After his trip to the market stall, Mr. Big-time Cheapskate would probably bring his guy friend along to a nicer-looking boutique somewhere else to choose something for his wife… before making his way to an obscure little hotel room for his CHEAP secret rendezvous.

I hope Mr. Cheapskate gets warts…













Picture above: A young child beggar being led around by her “owner”. This would be the only life she would know.

Monday, January 11, 2010

I See You...

I've just watched "Avatar" thrice.
Unnecessary translation: three times.
THREE TIMES. Something must be bothering me to be able to achieve this feat in just two days. TWO DAYS!

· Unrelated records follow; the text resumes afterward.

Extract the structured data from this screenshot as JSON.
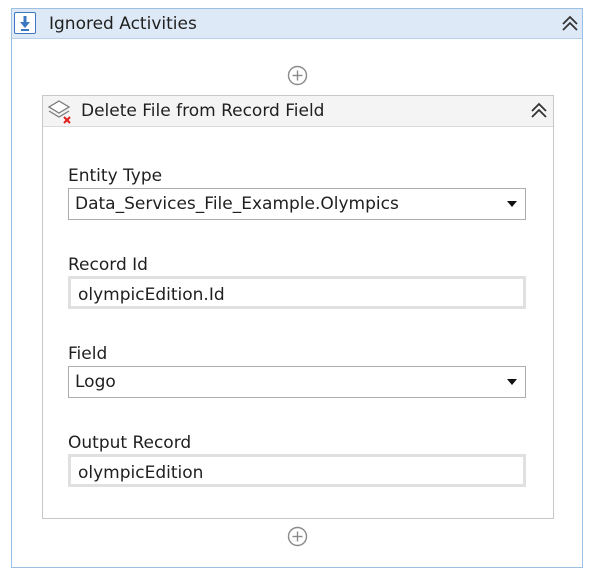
{
  "sequence": {
    "title": "Ignored Activities",
    "icon": "sequence-icon",
    "collapse_icon": "double-chevron-up-icon",
    "add_icon": "add-activity-icon"
  },
  "activity": {
    "title": "Delete File from Record Field",
    "icon": "delete-record-field-icon",
    "collapse_icon": "double-chevron-up-icon",
    "fields": {
      "entity_type": {
        "label": "Entity Type",
        "value": "Data_Services_File_Example.Olympics"
      },
      "record_id": {
        "label": "Record Id",
        "value": "olympicEdition.Id"
      },
      "field": {
        "label": "Field",
        "value": "Logo"
      },
      "output_record": {
        "label": "Output Record",
        "value": "olympicEdition"
      }
    }
  },
  "colors": {
    "accent": "#3b78c2",
    "header_bg": "#dde9f6",
    "border": "#9cc0e2",
    "delete_badge": "#e0201b"
  }
}
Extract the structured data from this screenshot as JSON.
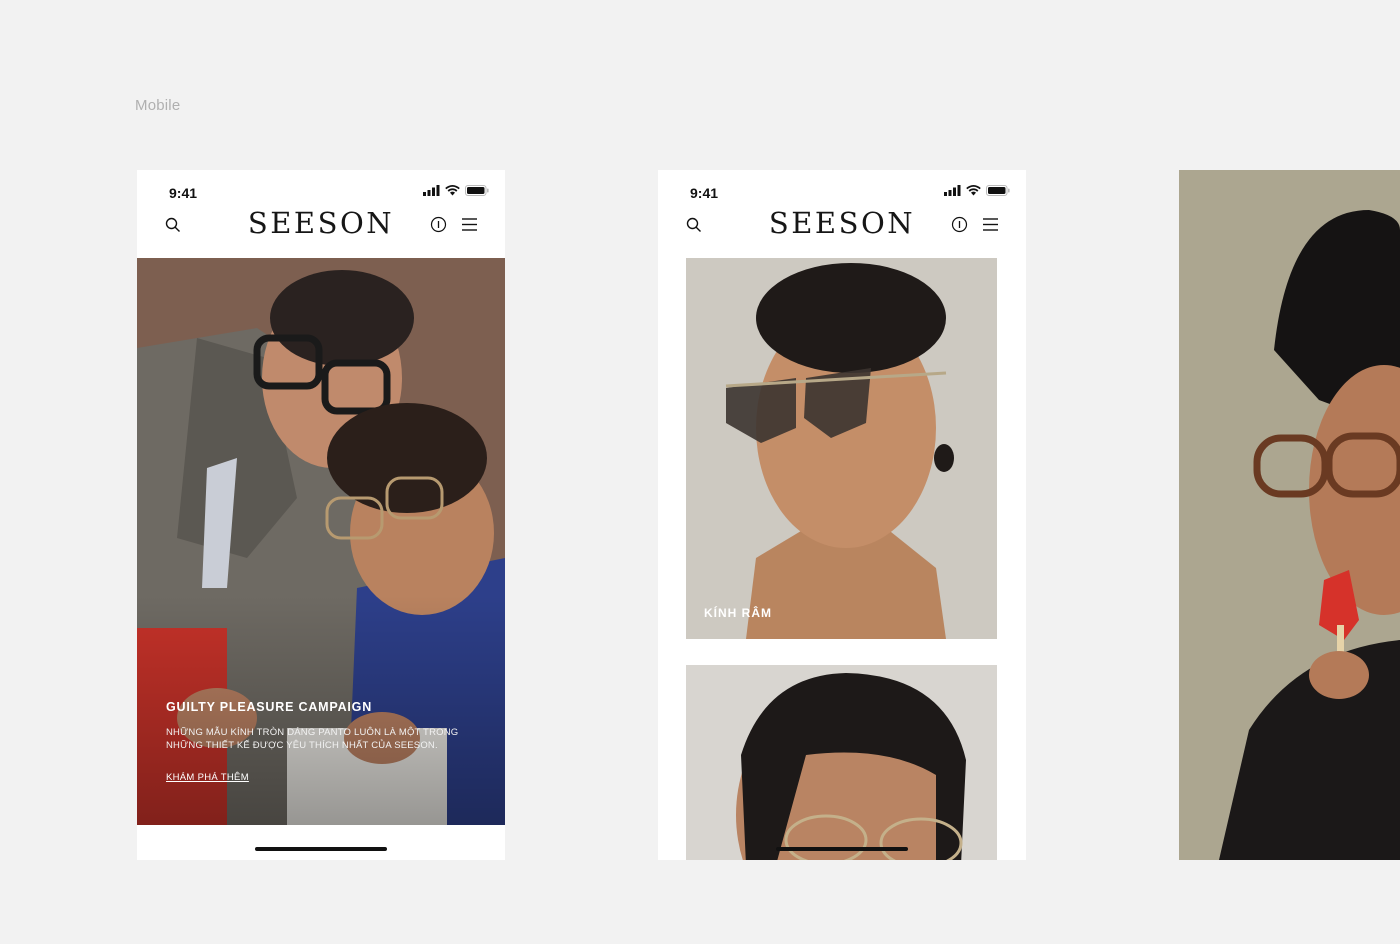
{
  "section_label": "Mobile",
  "phone_home": {
    "status": {
      "time": "9:41"
    },
    "brand": "SEESON",
    "hero": {
      "title": "GUILTY PLEASURE CAMPAIGN",
      "description": "NHỮNG MẪU KÍNH TRÒN DÁNG PANTO LUÔN LÀ MỘT TRONG NHỮNG THIẾT KẾ ĐƯỢC YÊU THÍCH NHẤT CỦA SEESON.",
      "cta": "KHÁM PHÁ THÊM"
    }
  },
  "phone_category": {
    "status": {
      "time": "9:41"
    },
    "brand": "SEESON",
    "cards": [
      {
        "label": "KÍNH RÂM"
      }
    ]
  },
  "colors": {
    "page_bg": "#f2f2f2",
    "text_dark": "#161616",
    "label_gray": "#b0b0b0"
  },
  "icons": [
    "search-icon",
    "info-icon",
    "menu-icon",
    "signal-icon",
    "wifi-icon",
    "battery-icon"
  ]
}
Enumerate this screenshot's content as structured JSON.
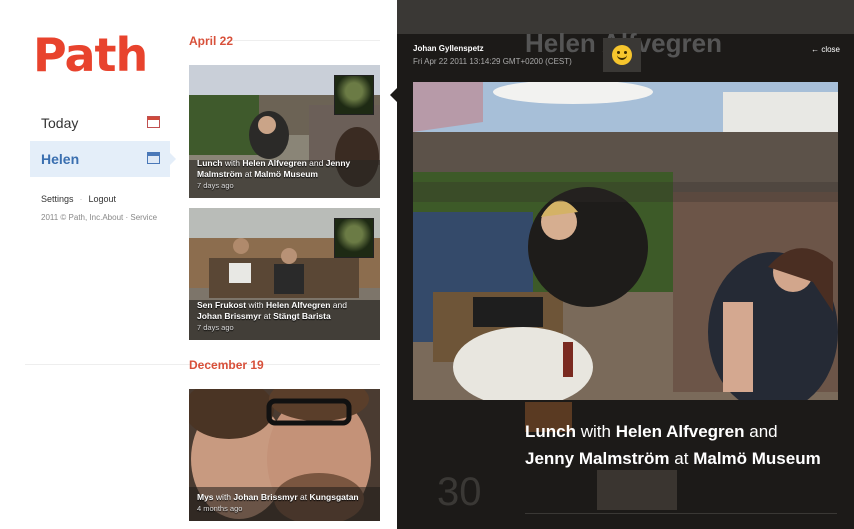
{
  "brand": {
    "logo_text": "Path"
  },
  "nav": {
    "items": [
      {
        "label": "Today"
      },
      {
        "label": "Helen"
      }
    ],
    "settings": "Settings",
    "logout": "Logout",
    "copyright": "2011 © Path, Inc.About · Service"
  },
  "feed": {
    "groups": [
      {
        "date": "April 22",
        "cards": [
          {
            "verb": "Lunch",
            "w1": "with",
            "p1": "Helen Alfvegren",
            "and": "and",
            "p2": "Jenny Malmström",
            "at": "at",
            "place": "Malmö Museum",
            "ago": "7 days ago"
          },
          {
            "verb": "Sen Frukost",
            "w1": "with",
            "p1": "Helen Alfvegren",
            "and": "and",
            "p2": "Johan Brissmyr",
            "at": "at",
            "place": "Stängt Barista",
            "ago": "7 days ago"
          }
        ]
      },
      {
        "date": "December 19",
        "cards": [
          {
            "verb": "Mys",
            "w1": "with",
            "p1": "Johan Brissmyr",
            "at": "at",
            "place": "Kungsgatan",
            "ago": "4 months ago"
          }
        ]
      }
    ]
  },
  "detail": {
    "author": "Johan Gyllenspetz",
    "datetime": "Fri Apr 22 2011 13:14:29 GMT+0200 (CEST)",
    "ghost_name": "Helen Alfvegren",
    "close": "← close",
    "emote_icon": "smiley-icon",
    "caption": {
      "verb": "Lunch",
      "w1": "with",
      "p1": "Helen Alfvegren",
      "and": "and",
      "p2": "Jenny Malmström",
      "at": "at",
      "place": "Malmö Museum"
    }
  },
  "colors": {
    "brand": "#e8432d",
    "accent": "#d8503a",
    "nav_active_bg": "#e4eef9"
  }
}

Lots of bombs and various objects destroyed in "Avatar". Lots of oppressed creatures too. Suits the mood and condition of a certain country this week- in many ways.

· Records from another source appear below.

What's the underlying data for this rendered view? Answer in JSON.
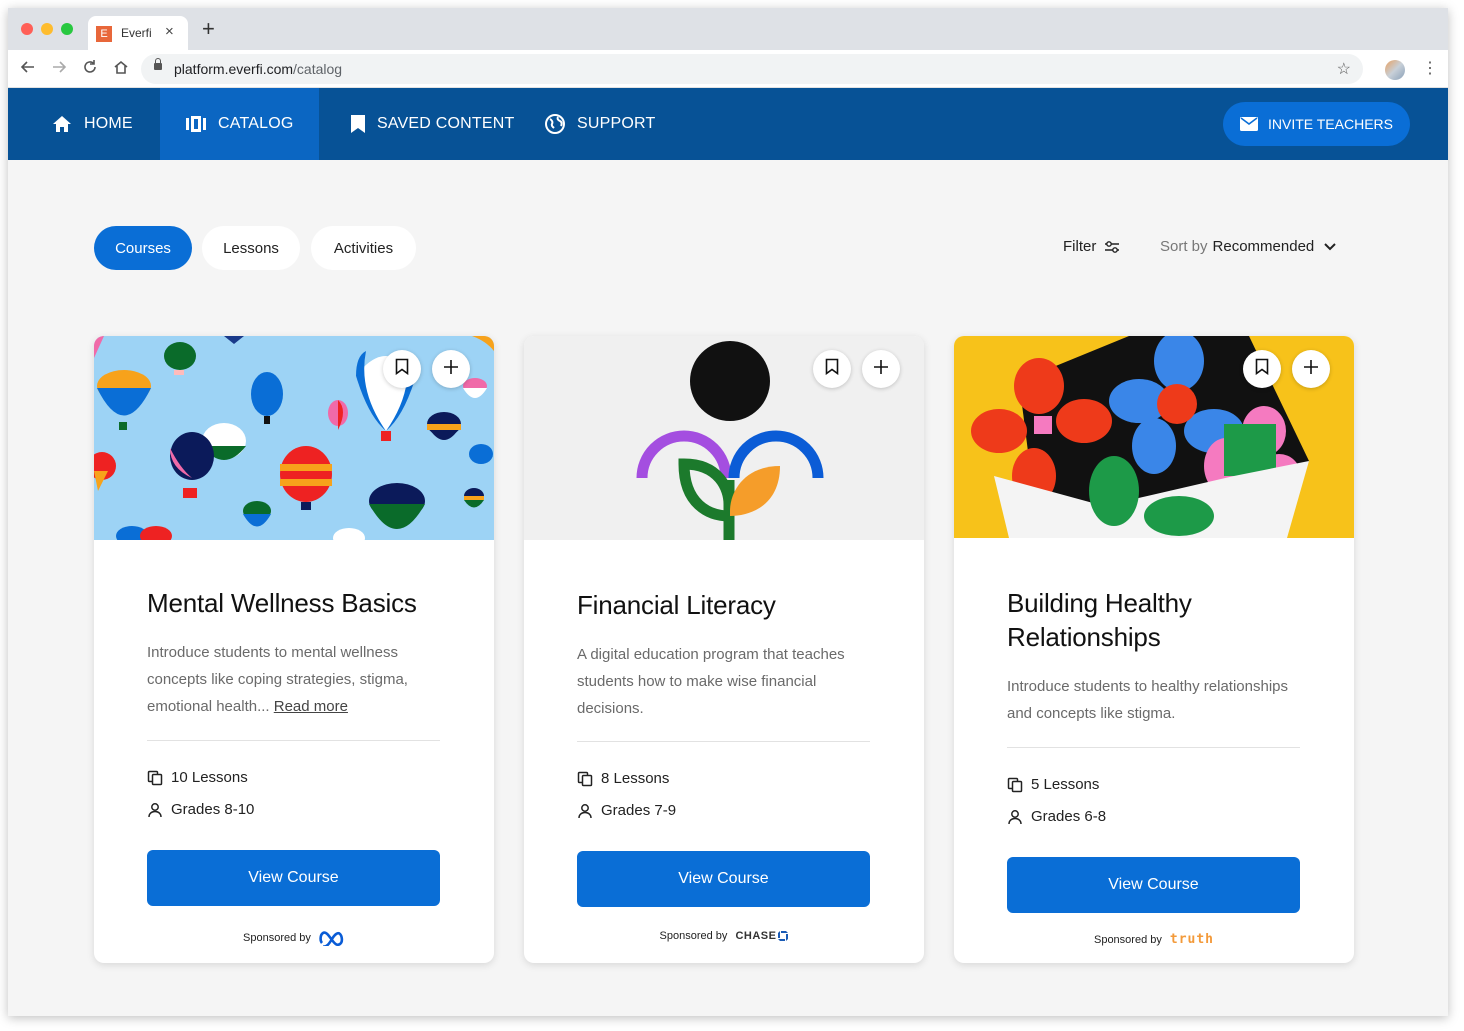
{
  "browser": {
    "tab_title": "Everfi",
    "tab_favicon_letter": "E",
    "url_host": "platform.everfi.com",
    "url_path": "/catalog"
  },
  "nav": {
    "items": [
      {
        "label": "HOME",
        "icon": "home-icon"
      },
      {
        "label": "CATALOG",
        "icon": "catalog-icon",
        "active": true
      },
      {
        "label": "SAVED CONTENT",
        "icon": "bookmark-icon"
      },
      {
        "label": "SUPPORT",
        "icon": "globe-icon"
      }
    ],
    "invite_label": "INVITE TEACHERS",
    "invite_icon": "mail-icon"
  },
  "filters": {
    "tabs": [
      {
        "label": "Courses",
        "active": true
      },
      {
        "label": "Lessons",
        "active": false
      },
      {
        "label": "Activities",
        "active": false
      }
    ],
    "filter_label": "Filter",
    "sort_prefix": "Sort by",
    "sort_value": "Recommended"
  },
  "colors": {
    "nav_bg": "#075296",
    "nav_active": "#0b66c2",
    "primary": "#0a6ed6"
  },
  "cards": [
    {
      "title": "Mental Wellness Basics",
      "description": "Introduce students to mental wellness concepts like coping strategies, stigma, emotional health...",
      "read_more": "Read more",
      "lessons": "10 Lessons",
      "grades": "Grades 8-10",
      "button": "View Course",
      "sponsored_by": "Sponsored by",
      "sponsor_logo": "meta-logo"
    },
    {
      "title": "Financial Literacy",
      "description": "A digital education program that teaches students how to make wise financial decisions.",
      "lessons": "8 Lessons",
      "grades": "Grades 7-9",
      "button": "View Course",
      "sponsored_by": "Sponsored by",
      "sponsor_logo_text": "CHASE"
    },
    {
      "title": "Building Healthy Relationships",
      "description": "Introduce students to healthy relationships and concepts like stigma.",
      "lessons": "5 Lessons",
      "grades": "Grades 6-8",
      "button": "View Course",
      "sponsored_by": "Sponsored by",
      "sponsor_logo_text": "truth"
    }
  ]
}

The last movie I've ever watched more than twice was "The Lion King". Seven times. And that was 16 years ago during a boring school holiday.

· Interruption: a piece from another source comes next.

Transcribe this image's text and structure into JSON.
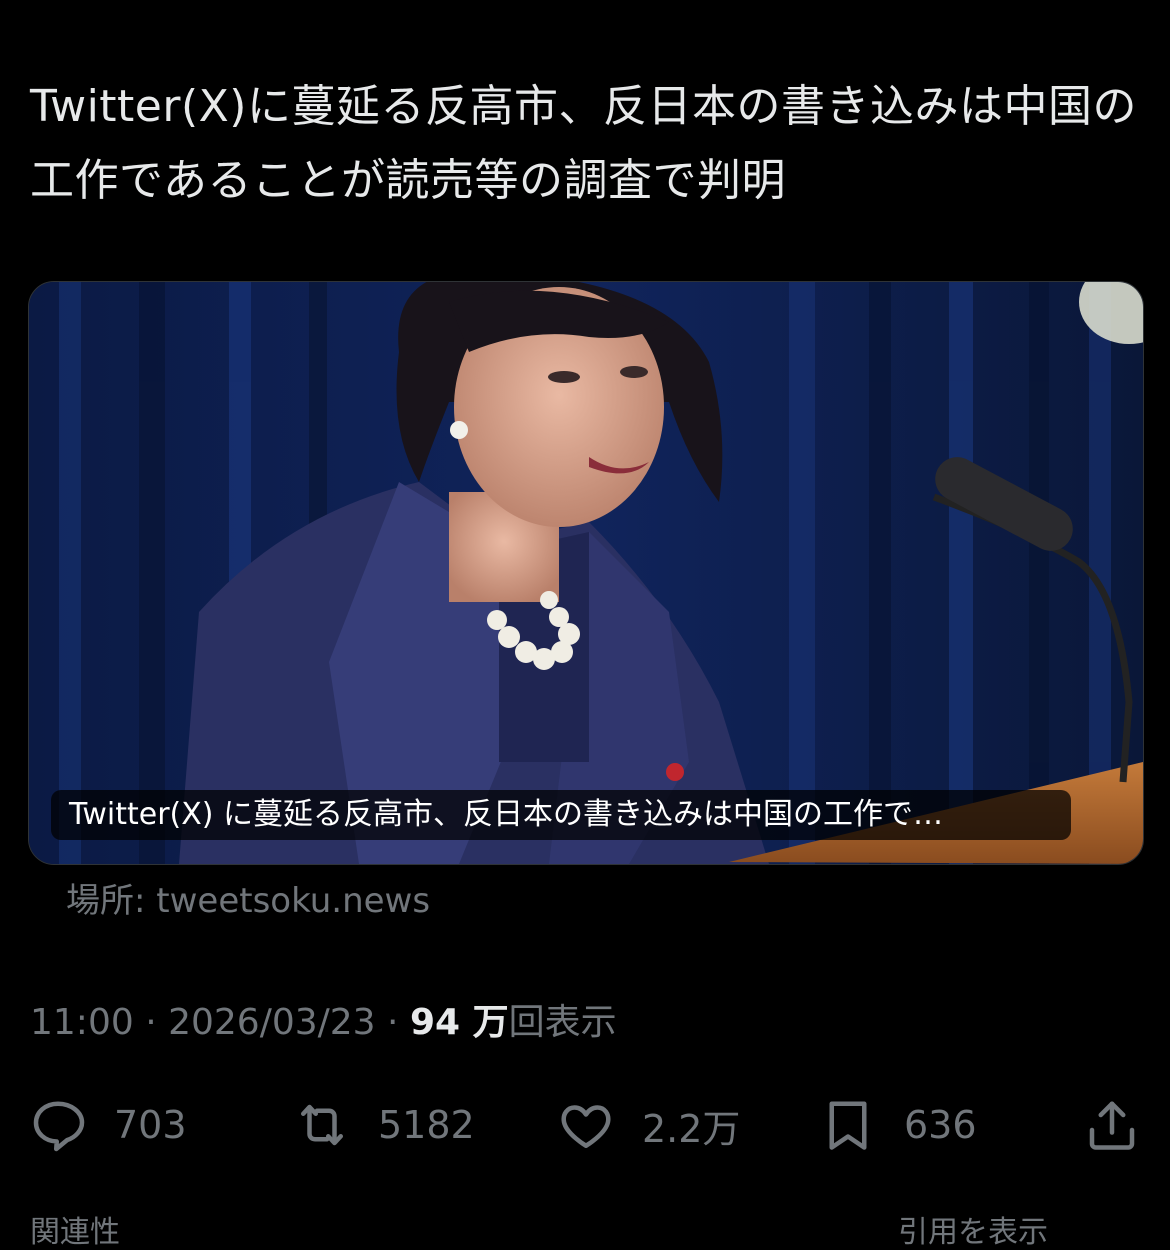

While watching "Avatar", flashbacks from my childhood days suddenly materialized in my mind. Watching "Avatar" was almost like meeting an old friend once again... from Disneyland...






Jake Sully + Neytiri


Perhaps it's only a coincidence that Jake Sully and John Smith share the same initials and the exact number of letters in their names. Perhaps it's also only a coincidence that Jake went to planet Pandora because of unobtainium, and John went to the New World because of gold. And both guys ended up falling in love.












John Smith + Pocahontas



It's unbelievable... "Pocahontas" was great, but "Avatar" took this storyline to a whole new level...










Picture above: Jake and Neytiri playing at the Willow Glade*
. Picture below: John and Pocahontas playing at some kind of waterfall area.

* In "Pocahontas", Grandmother Willow (a talking willow tree), lives in a glade.













Both couples who somehow couldn't understand each other had the amazing ability to suddenly communicate in the English language with each other.












Picture above: Neytiri, the adventurous beauty who is the daughter of the Na'vi clan chief, Eytucan. Picture below: Pocahontas, the adventurous beauty who is the daughter of the American Indian tribal chief, Powhatan.

Both girls can communicate with animals and are very much in tune with nature- skills that they somehow manage to teach idiots Jake and John, strangers to the land/planet.































Picture above: Tsu'tey, the hunky warrior whom Neytiri was supposed to marry.
Picture below: Kocoum, the yadda yadda yadda Pocahontas was supposed to marry. You get the idea...



























Picture above: Neytiri speaks on behalf of Jake to have his life spared from being executed by Chief Eytucan. Picture below: Pocahontas saves John from being executed by Chief Powhatan.
























Picture above: Neytiri and Jake go swimming. Picture below: Pocahontas and John go swimming.












Any good movie would be incomplete without the presence of a colourful bad guy or two...
















Colonel Miles Quaritch



Miles Quaritch, the evil guy from "Avatar": He reminds me of the gray-haired cat whom I used to report to at work, but minus the well-toned body, muscles, height, macho voice, spiffy haircut and sexy scars. Now that you’ve taken all those manly attributes away, you’re left with something that looks pretty much like sissy nutcase Ratcliffe from “Pocahontas”, I suppose…



Governor Ratcliffe


















Picture above: Motivating "Team Unobtainium". Picture below: Motivating "Team Gold".
























Picture above: In "Avatar", there's a very important tree involved in the story. Picture below: There's also a very important tree involved in "Pocahontas", but this tree talks and is able to crack jokes.

















I see you



Picture above: A not-so-clear picture of Neytiri spying on Jake.
Picture below: Pocahontas spying on John.







I see you


Picture below: Pocahontas teaches John how to appreciate nature.
You can also see an almost similar "mother and babies" scene in "Avatar".




















I'll just stop comparing from here. Go watch "Avatar" if you've got nothing better to do. I'll probably go watch it again.

By the way, the catch phrase in "Avatar" is "I see you".